Area(s)Cartoonist, Writer, Artist
Pseudonym(s)Fowlton Means
Notable works
The Boulevard of Broken Dreams
Alias the Cat!
AwardsEisner Award, 2003
Inkpot Award, 2008
Partner(s)Trina Robbins (1969–1970)
Spouse(s)Sally Cruikshank (common-law, 1971–c. 1982)
Pam Butler (m. 1994–present)
Children1 daughter (with Robbins)

Much of Kim Deitch's work deals with the animation industry and characters from the world of cartoons.

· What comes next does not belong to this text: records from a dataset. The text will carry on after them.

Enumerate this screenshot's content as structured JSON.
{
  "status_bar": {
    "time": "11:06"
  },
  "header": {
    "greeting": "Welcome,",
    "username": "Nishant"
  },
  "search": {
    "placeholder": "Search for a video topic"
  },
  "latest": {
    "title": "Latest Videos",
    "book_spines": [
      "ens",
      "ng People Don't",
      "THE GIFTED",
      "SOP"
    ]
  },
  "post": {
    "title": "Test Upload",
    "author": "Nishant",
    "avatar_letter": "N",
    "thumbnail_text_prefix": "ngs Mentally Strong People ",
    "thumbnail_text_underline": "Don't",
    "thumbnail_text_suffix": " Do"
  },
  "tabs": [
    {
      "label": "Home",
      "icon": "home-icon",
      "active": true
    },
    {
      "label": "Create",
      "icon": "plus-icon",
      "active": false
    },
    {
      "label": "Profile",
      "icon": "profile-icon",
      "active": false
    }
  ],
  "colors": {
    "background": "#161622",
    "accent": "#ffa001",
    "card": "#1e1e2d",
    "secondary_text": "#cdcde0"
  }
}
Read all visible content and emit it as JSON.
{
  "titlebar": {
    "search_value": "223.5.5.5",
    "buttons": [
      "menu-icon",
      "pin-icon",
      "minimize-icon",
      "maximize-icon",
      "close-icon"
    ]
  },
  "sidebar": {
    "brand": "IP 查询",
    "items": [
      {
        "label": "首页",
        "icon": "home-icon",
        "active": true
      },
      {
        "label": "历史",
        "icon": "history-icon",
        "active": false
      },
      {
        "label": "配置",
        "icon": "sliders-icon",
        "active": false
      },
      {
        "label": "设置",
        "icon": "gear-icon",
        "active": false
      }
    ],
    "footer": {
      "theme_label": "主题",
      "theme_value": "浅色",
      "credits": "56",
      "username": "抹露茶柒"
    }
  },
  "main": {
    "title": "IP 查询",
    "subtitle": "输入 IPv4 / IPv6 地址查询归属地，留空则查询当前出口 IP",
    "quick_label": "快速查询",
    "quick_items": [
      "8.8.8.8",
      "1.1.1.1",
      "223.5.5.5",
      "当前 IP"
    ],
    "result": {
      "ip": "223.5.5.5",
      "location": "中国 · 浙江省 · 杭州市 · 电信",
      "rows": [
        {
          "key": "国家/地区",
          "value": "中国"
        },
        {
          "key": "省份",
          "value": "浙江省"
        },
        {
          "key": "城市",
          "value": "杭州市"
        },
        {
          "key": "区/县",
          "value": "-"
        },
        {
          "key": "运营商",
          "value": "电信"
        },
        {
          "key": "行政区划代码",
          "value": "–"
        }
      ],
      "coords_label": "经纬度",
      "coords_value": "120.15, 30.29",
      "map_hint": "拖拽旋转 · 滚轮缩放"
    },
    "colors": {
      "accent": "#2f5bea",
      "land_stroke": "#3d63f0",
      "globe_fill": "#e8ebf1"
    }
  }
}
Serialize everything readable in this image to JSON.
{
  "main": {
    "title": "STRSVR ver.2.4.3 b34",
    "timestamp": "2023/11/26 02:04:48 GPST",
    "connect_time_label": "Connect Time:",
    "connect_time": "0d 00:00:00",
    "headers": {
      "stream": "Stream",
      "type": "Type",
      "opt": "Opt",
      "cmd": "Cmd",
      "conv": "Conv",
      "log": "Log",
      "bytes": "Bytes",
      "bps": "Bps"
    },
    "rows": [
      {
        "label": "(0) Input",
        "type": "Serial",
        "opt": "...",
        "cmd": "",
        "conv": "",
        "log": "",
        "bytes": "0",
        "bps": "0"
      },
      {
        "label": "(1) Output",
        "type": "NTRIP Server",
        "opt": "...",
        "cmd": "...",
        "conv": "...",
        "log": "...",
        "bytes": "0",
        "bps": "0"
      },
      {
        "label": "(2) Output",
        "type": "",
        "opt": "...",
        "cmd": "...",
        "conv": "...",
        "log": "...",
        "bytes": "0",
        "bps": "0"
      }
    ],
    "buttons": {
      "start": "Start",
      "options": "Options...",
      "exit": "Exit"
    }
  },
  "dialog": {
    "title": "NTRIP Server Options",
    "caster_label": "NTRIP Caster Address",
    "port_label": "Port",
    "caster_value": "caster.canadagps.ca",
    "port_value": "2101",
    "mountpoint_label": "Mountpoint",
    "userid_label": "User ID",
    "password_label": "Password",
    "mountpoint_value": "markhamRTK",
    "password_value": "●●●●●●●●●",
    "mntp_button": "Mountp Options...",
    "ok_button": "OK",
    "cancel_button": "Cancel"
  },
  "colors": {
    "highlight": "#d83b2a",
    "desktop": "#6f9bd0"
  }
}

His best-known character is a mysterious cat named Waldo, who appears variously as a famous cartoon character of the 1930s, as an actual character in the "reality" of the strips, as the hallucination of a hopeless alcoholic surnamed Mishkin (a victim of the Boulevard of Broken Dreams), as the demonic reincarnation of Judas Iscariot; and who, occasionally, is claimed to have overcome Deitch and written the comics himself. Waldo's appearance is reminiscent of such black cat characters as Felix the Cat, Julius the Cat, and Krazy Kat.

The son of illustrator and animator Gene Deitch, Kim Deitch has sometimes worked with his brothers Simon Deitch and Seth Deitch.